In 1965 Stevie Wonder was performing in Paris when he reached over, grabbed a bandmate’s tambourine and started playing. The instrument belonged to Jack Ashford, whose percussion talent, particularly with the tambourine, is heard on hits like Marvin Gaye’s rendition of “I Heard it Through the Grapevine” and the Supremes‘ version of “You Can’t Hurry Love.”
But Wonder got so carried away that he accidentally put his fist right through it. “Stevie said, ‘You can have my harmonica until I buy you another tambourine,'” says Ashford. “I still have that harmonica and that was 40-some years ago.”
Ashford was a founding member of the Funk Brothers, who provided the background music at Motown Records. The Motown label was responsible for producing countless hits, including Wonder’s early songs.

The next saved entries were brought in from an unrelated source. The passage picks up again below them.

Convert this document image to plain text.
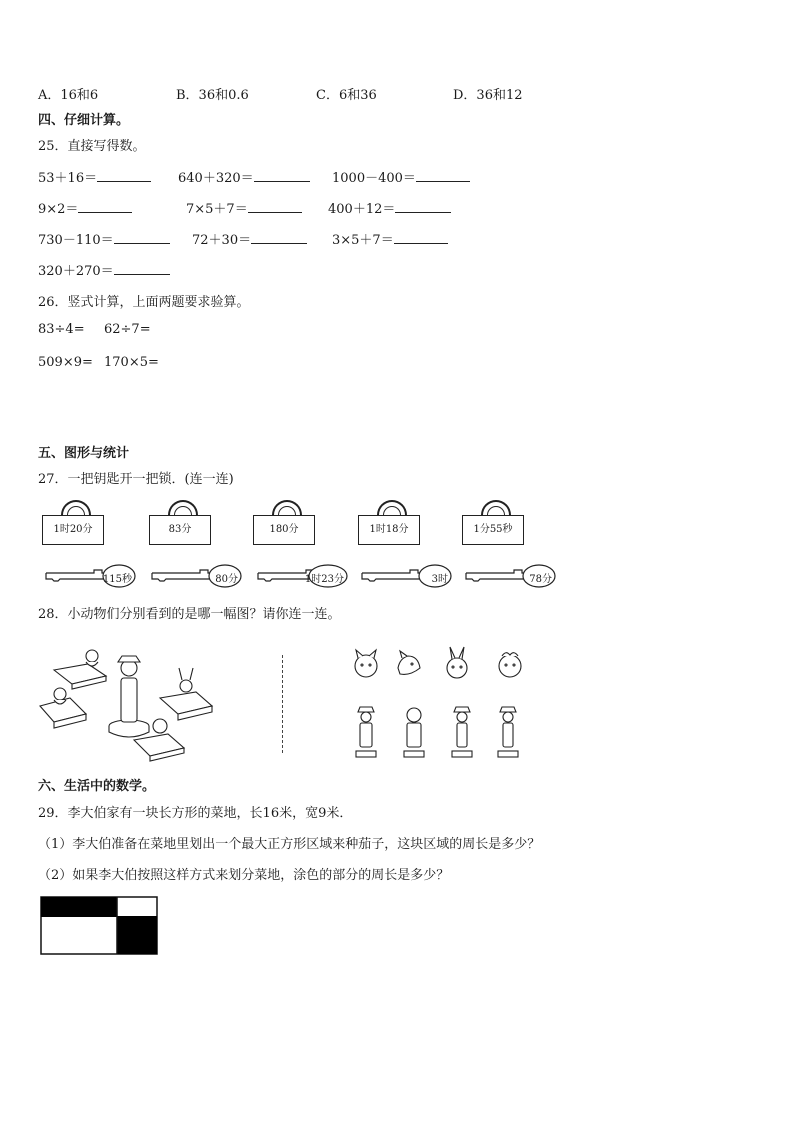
A．16和6	B．36和0.6	C．6和36	D．36和12
四、仔细计算。
25．直接写得数。
53＋16＝	640＋320＝	1000－400＝
9×2＝	7×5＋7＝	400＋12＝
730－110＝	72＋30＝	3×5＋7＝
320＋270＝
26．竖式计算，上面两题要求验算。
83÷4= 62÷7=
509×9= 170×5=
五、图形与统计
27．一把钥匙开一把锁．(连一连)
1时20分	83分	180分	1时18分	1分55秒
115秒	80分	1时23分	3时	78分
28．小动物们分别看到的是哪一幅图？请你连一连。
六、生活中的数学。
29．李大伯家有一块长方形的菜地，长16米，宽9米．
（1）李大伯准备在菜地里划出一个最大正方形区域来种茄子，这块区域的周长是多少？
（2）如果李大伯按照这样方式来划分菜地，涂色的部分的周长是多少？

Visitors at this year’s Capital Ex can see that harmonica in a collection of memorabilia that Ashford is displaying from from his 10 years of playing with the likes of the Temptations, the Jackson Five, the Miracles and others. He’ll also be performing on the weekends during Capital Ex.
“Almost 90 per cent of the world thought that all those songs were done by the individual performers’ bands,” says the two-time Grammy winner and recipient of its Lifetime Achievement Award. “No, no, no, it was 12 guys in Detroit in a place we called the Snakepit.”
The Snakepit was the basement of Hitsville USA, a.k.a. the Motown recording studio, back when the powerhouse consisted of two small houses owned by Berry Gordy Jr.
Outside the Snakepit, the room with tile walls and wood floor was more formally known as Studio A, where producers gave the Funk Brothers a chord sheet and the tempo of a song. And from that, the group would develop its signature guitar riffs like those heard on “My Girl,” and all the background that made up the unmistakable Motown sound.
“When you’re making history you don’t know it, because you’re living it. We had no idea that it would end up like it did,” says Ashford. “It was a crackers-and-soup type atmosphere [at first.] No money around.” In fact, the receptionist occasionally cooked chili for the crew.